|Teammates-turned-rivals WyKevin Bazemore and Eric Mayo embrace after the CIAA Championship Game.
(Erin Mizelle photo)
By Steven J. Gaither
The moment that everybody should have been talking about at the CIAA Tournament went largely unnoticed.
Shortly after the buzzer of the championship game, Livingstone’s Eric Mayo and Winston-Salem State’s WyKevin Bazemore met near mid-court and embraced each other. This wasn’t just the customary half-hug that African-American men have been giving each other for at least the last half-century and that the sports world has adopted. It was deeper than that.
See, despite wearing different colors, Bazemore and Mayo are both cut from the same cloth. Two small-town North Carolina guys–Bazemore from the coast and Mayo from outside of Charlotte–who were overlooked by Division I schools, more so because of their size than skill. Both players came to Winston-Salem State to play for Bobby Collins.
|WyKevin Bazemore scored 24 points and grabbed 8 rebounds against Livingstone in the CIAA Championship Game.
(Erin Mizelle photo)
Bazemore eventually became a star at WSSU, winning Rookie of The Year and All-Conference honors in 2011-2012 as the Rams went on to win their 11th CIAA Tournament title in school history. He would go on to win them all four years, something that only three other players (Charles Oakley, Ralph Talley and Antwain Smith) had done in the history of the 103-year-old league.
Mayo would find stardom in the CIAA, but it wouldn’t be at WSSU and it wouldn’t be immediate. After two years, Mayo left WSSU, traveling half an hour south on Highway 52 to play for Livingstone, a school that had never won a CIAA title.

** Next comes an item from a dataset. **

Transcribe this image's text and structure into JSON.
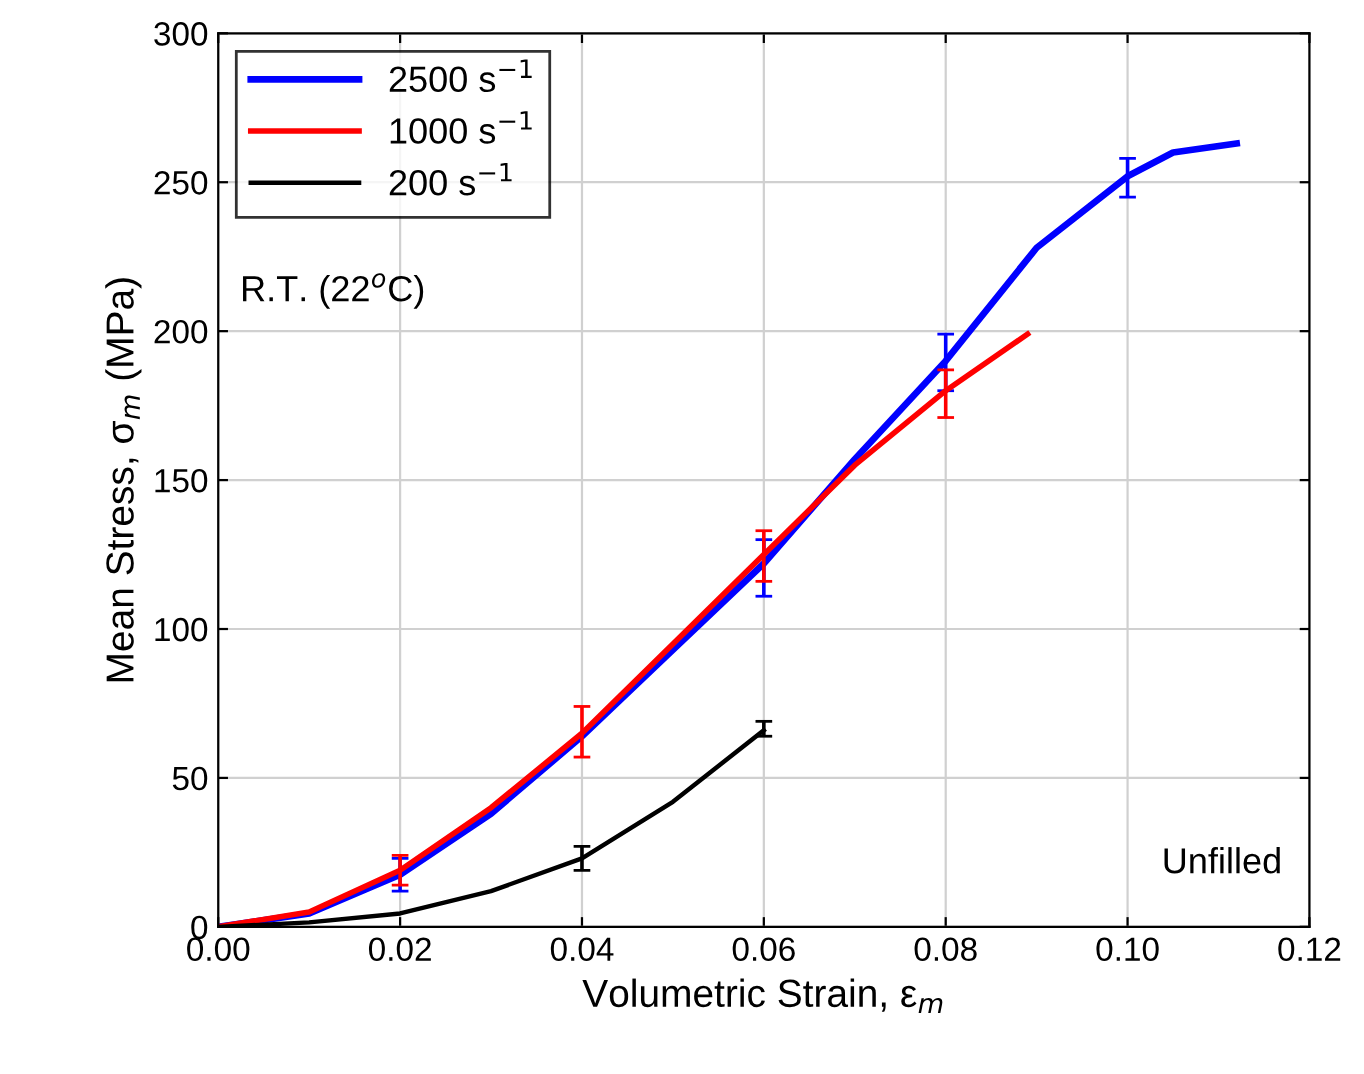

Battling on the court, friends off the court. The Bazemore/Mayo matchup could decide tonight’s #CIAA Championship. http://t.co/ex0VVIi0MS
— Tolly Carr (@TollyCarr) February 28, 2015
//platform.twitter.com/widgets.js In the interim, one of Mayo’s biggest cheerleaders was WyKevin Bazemore.
“He called me constantly and his words was ‘I don’t care where you guy, I just want to see you back on the court,” Mayo said on Friday. “It’s nothing but love there, but he’s a tough player.”
“Even though Eric made the transition to Livingstone, I still love him like a brother. We talk to each other almost every week,” Bazemore said before the championship game.
|Eric Mayo scored 22 points and grabbed 7 rebounds as Livingstone won its second-straight CIAA Tournament title.
(Erin Mizelle photo)
The Blue Bears and Mayo finally broke through in 2014, beating the Rams for the school’s first-ever CIAA Championship. Mayo was largely a complimentary player on that team; guards Mark Thomas and Jody Hill were the stars, and he was the cleanup guy, battling down low for any scraps that may have fallen from the basket.
This season, both players served as the heart and souls of their teams. WSSU and Livingstone split their season series at one game each. Both players were named to the all-conference team and helped them back to the championship game. This was their moment.
And then, just before halftime, news broke of a shooting at a party thrown in another part of town. Shots were fired at one of seemingly hundreds of “day parties” going on around Charlotte. Blogs and media around the country picked up on the news, connecting it to the CIAA when in fact, the event was not in any way affiliated with the conference.
That didn’t matter, though. Perception is reality, and once again, the conference had to put out a news release about an event that it wasn’t even involved with, but that it would ultimately have to answer for.
Meanwhile, Bazemore and Mayo bought fought furiously to try to pick up their second conference titles in their collegiate careers. Bazemore capped his career with a 24 point, eight rebound performance, while Mayo’s 22 points and 7 rebounds helped Livingstone come away with a 106-91 win.
When it was all over, the two teammates-turned-rivals embraced each other. For that moment, nothing else mattered. Not who was performing at the Epicenter. Not who had a booth at Label. Not a party “hosted” by a rapper that couldn’t tell you what the CIAA stood for if his revoked probation depended on it.
Long after every one forgets about all of that, these boys-turned-men will have their names inked along among legends like (Earl) Monroe, (Charles) Oakley and (Ben) Wallace and dozens of others who have played in this one-of-a-kind conference.
The league doesn’t get top-talent anymore–it hasn’t had a player drafted into the NBA in more than a decade. It doesn’t have the biggest HBCUs any more (nearly half of the 18 teams that made up the league when the tournament was created in the 1940s are gone). But what hasn’t changed about the CIAA is the impact that its institutions are having on the lives of young people.
That, is what the CIAA is all about.